I was told during Orientation that Princeton is made up of people from many different places, and that is part of its beauty and ingenuity. My fellow freshmen seemed to share this sentiment, believing we should exit our “algorithmic echo chambers” by engaging with different ideas. Simultaneously, however, fellow students warned me that if I expressed my conservative values in forums like the Tory, people would refuse to talk to or help me. As I struggled to adjust to college-level work, I immediately felt alone and ostracized from a community I was assured would be tolerant. My dean communicated the same message in our one-on-one meetings: “All types of people are accepted to Princeton and have a place here.” I was angry and upset by the hypocrisy of Princeton; we attended multiple Orientation events about free speech on campus and the importance of respecting other people’s points of view. I thought the Princeton community would be there for me regardless of my beliefs. How wrong I was.
I began to avoid others for fear that bitter arguments would arise. I sought support from one of the few people who seemed tolerant of my conservative views despite disagreeing with them. But after I told one friend that I planned to vote for Donald Trump in the election, I was attacked more strongly than before. One student said I shouldn’t travel back home to vote by jokingly saying, “Trump will win anyway, you can stay at Princeton.” I had another fellow student, who I had never spoken to, approach me on the street and flip me off while yelling “Fuck you Trumpy!” On election night, I received a text from a friend asking me to come hang out with him in a lounge near my dorm. Upon my arrival, people, who I had never met, screamed such profanities as “Get the fuck out” and “We don’t want you here!” I never imagined I would be attacked for holding a different set of values.
Based on my experience with fellow students in my first semester, I know that the Princeton community is not always as welcoming or supportive as it pretends to be. Sometimes, it is an environment that only welcomes elite progressives. If you fall outside that group, you can be labeled an “idiot, uninformed, and irresponsible” person, as some of my peers did to me. Ostracizing others for their opinions instead of engaging with them in the spirit of open dialogue and truth-seeking directly undermines the mission of the university, and by extension, undermines being a true Princetonian.
Shunning members of the Princeton community, simply on the basis of their beliefs, threatens the very ethos of being a Princetonian by precluding our collective pursuit of knowledge. How can we learn from each other as a community if we cannot communicate civilly? By invalidating conservative points of view, our campus culture undermines its truth-seeking mission– the echo chambers we build prevent us from seeking viewpoints beyond our own.

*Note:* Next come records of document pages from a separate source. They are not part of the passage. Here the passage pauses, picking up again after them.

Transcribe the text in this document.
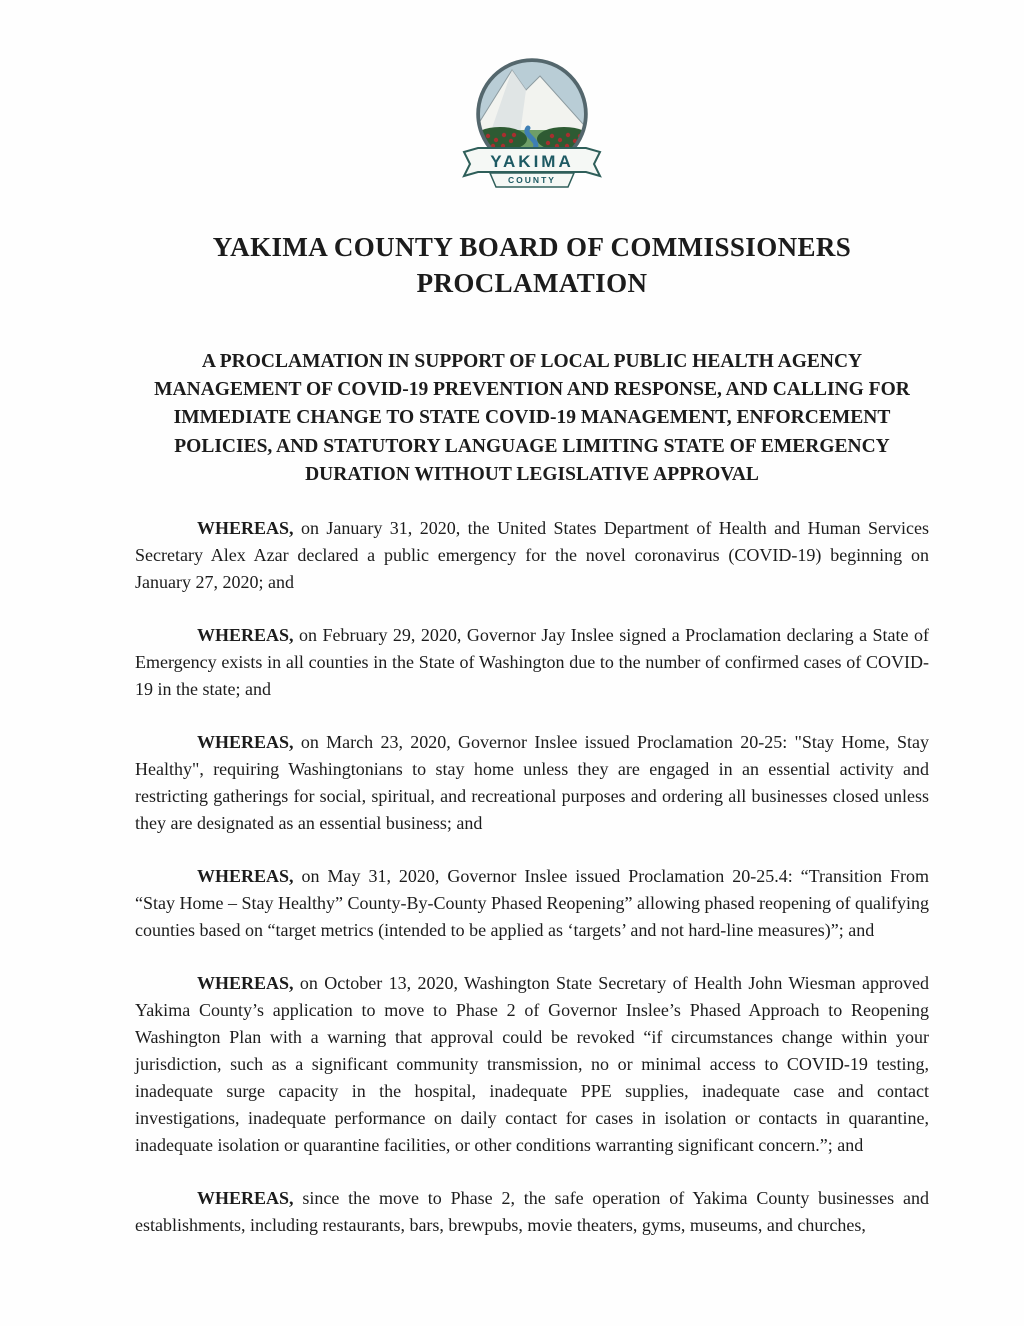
YAKIMA
COUNTY
YAKIMA COUNTY BOARD OF COMMISSIONERS
PROCLAMATION

A PROCLAMATION IN SUPPORT OF LOCAL PUBLIC HEALTH AGENCY MANAGEMENT OF COVID-19 PREVENTION AND RESPONSE, AND CALLING FOR IMMEDIATE CHANGE TO STATE COVID-19 MANAGEMENT, ENFORCEMENT POLICIES, AND STATUTORY LANGUAGE LIMITING STATE OF EMERGENCY DURATION WITHOUT LEGISLATIVE APPROVAL

WHEREAS, on January 31, 2020, the United States Department of Health and Human Services Secretary Alex Azar declared a public emergency for the novel coronavirus (COVID-19) beginning on January 27, 2020; and

WHEREAS, on February 29, 2020, Governor Jay Inslee signed a Proclamation declaring a State of Emergency exists in all counties in the State of Washington due to the number of confirmed cases of COVID-19 in the state; and

WHEREAS, on March 23, 2020, Governor Inslee issued Proclamation 20-25: "Stay Home, Stay Healthy", requiring Washingtonians to stay home unless they are engaged in an essential activity and restricting gatherings for social, spiritual, and recreational purposes and ordering all businesses closed unless they are designated as an essential business; and

WHEREAS, on May 31, 2020, Governor Inslee issued Proclamation 20-25.4: “Transition From “Stay Home – Stay Healthy” County-By-County Phased Reopening” allowing phased reopening of qualifying counties based on “target metrics (intended to be applied as ‘targets’ and not hard-line measures)”; and

WHEREAS, on October 13, 2020, Washington State Secretary of Health John Wiesman approved Yakima County’s application to move to Phase 2 of Governor Inslee’s Phased Approach to Reopening Washington Plan with a warning that approval could be revoked “if circumstances change within your jurisdiction, such as a significant community transmission, no or minimal access to COVID-19 testing, inadequate surge capacity in the hospital, inadequate PPE supplies, inadequate case and contact investigations, inadequate performance on daily contact for cases in isolation or contacts in quarantine, inadequate isolation or quarantine facilities, or other conditions warranting significant concern.”; and

WHEREAS, since the move to Phase 2, the safe operation of Yakima County businesses and establishments, including restaurants, bars, brewpubs, movie theaters, gyms, museums, and churches,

If Princeton values diversity of thought, and the community claims to support that, then freshmen should apply that same value to their personal interactions.
The good news in my case is that, regardless of the struggles I may have endured in the first semester, I have found my own Princeton community. Members of the Tory have really made Princeton feel like home again. They are always willing to sit down and offer me some upperclassman advice or just chat. Not only has the Tory provided me with a fulfilling community, but the people I’ve met this semester in my courses engage in dialogue with me without devaluing me. I urge anyone who feels alone and cast out by the Princeton community, like I was, to remember you are not alone and don’t lose your spark.